- Location: San Juan County, Washington, United States
- Coordinates: 48°36′53″N 123°02′45″W﻿ / ﻿48.61472°N 123.04583°W
- Area: 188 acres (76 ha)
- Elevation: 108 ft (33 m)
- Established: 1982
- Administrator: Washington State Parks and Recreation Commission
- Website: Official website

= Jones Island State Park =

State park in Washington (state), United States

Jones Island State Park is a Washington state park coterminous with Jones Island, one of the San Juan Islands in San Juan County, Washington, United States. It is located one mile (1.6 km) west of the southwestern corner of Orcas Island and accessible only by boat. The island has a land area of 188 acre and no resident population. The island was named by the Wilkes Expedition in 1841 for naval officer Jacob Jones.
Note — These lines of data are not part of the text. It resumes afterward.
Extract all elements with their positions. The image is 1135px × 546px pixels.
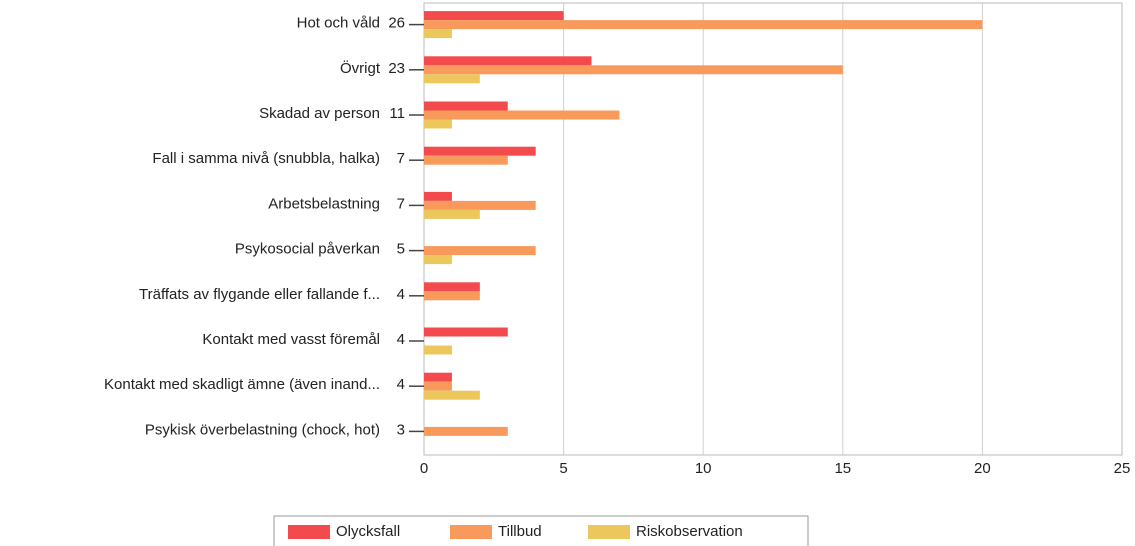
category-label: Fall i samma nivå (snubbla, halka) [152,150,380,167]
legend-label: Tillbud [498,523,542,540]
legend-swatch [450,525,492,539]
total-label: 11 [389,105,405,122]
bar [424,390,480,400]
total-label: 4 [397,376,405,393]
total-label: 4 [397,331,405,348]
bar [424,191,452,201]
bar [424,246,536,256]
bar [424,426,508,436]
category-label: Psykisk överbelastning (chock, hot) [145,421,380,438]
legend-box [273,515,809,546]
x-tick-label: 25 [1114,460,1131,477]
bar [424,345,452,355]
x-tick-label: 15 [834,460,851,477]
bar [424,146,536,156]
legend-label: Olycksfall [336,523,400,540]
bar [424,119,452,129]
bar [424,200,536,210]
x-tick-label: 20 [974,460,991,477]
bar [424,327,508,337]
bar [424,11,564,21]
total-label: 3 [397,421,405,438]
legend-label: Riskobservation [636,523,743,540]
x-tick-label: 0 [420,460,428,477]
bar [424,20,983,30]
category-label: Kontakt med vasst föremål [202,331,380,348]
category-label: Övrigt [340,59,381,77]
x-tick-label: 5 [559,460,567,477]
total-label: 7 [397,195,405,212]
bar [424,65,843,75]
category-label: Kontakt med skadligt ämne (även inand... [104,376,380,393]
bar [424,29,452,39]
bar [424,282,480,292]
total-label: 4 [397,286,405,303]
category-label: Psykosocial påverkan [235,241,380,258]
total-label: 7 [397,150,405,167]
category-label: Hot och våld [297,15,380,32]
category-label: Arbetsbelastning [268,195,380,212]
total-label: 23 [388,60,405,77]
category-label: Träffats av flygande eller fallande f... [139,286,380,303]
category-label: Skadad av person [259,105,380,122]
total-label: 5 [397,241,405,258]
bar [424,291,480,301]
bar [424,255,452,265]
bar [424,209,480,219]
bar [424,110,620,120]
bar [424,74,480,84]
bar [424,155,508,165]
bar [424,381,452,391]
x-tick-label: 10 [695,460,712,477]
legend-swatch [588,525,630,539]
bar [424,56,592,66]
total-label: 26 [388,15,405,32]
legend-swatch [288,525,330,539]
bar [424,372,452,382]
plot-border [423,2,1123,456]
bar [424,101,508,111]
==Activities and amenities==
The park features a dock, four miles of hiking trails, and 24 primitive campsites, two of which are reserved for non-motorized voyagers traveling along the Cascadia Marine Trail. The park's population of black-tail deer have become accustomed to human presence and will allow themselves to be fed by hand; however, this activity is illegal.

==Access to Jones Island ==

Jones Island can be reached by personal watercraft. On the north side, there are two mooring buoys and 128 linear feet of dock moorage at the North Cove. The removal of the moorage dock at North Cove begins in October, and installation begins at the end of March. Mooring buoys are available year-round. On the south side, there are some secure anchorage points, although knowledge of tides, currents and bottom depth should be taken into account.

Kayakers should also be aware of dramatic tidal exchanges, weather conditions, and the possibility that the campsite is booked out by tours.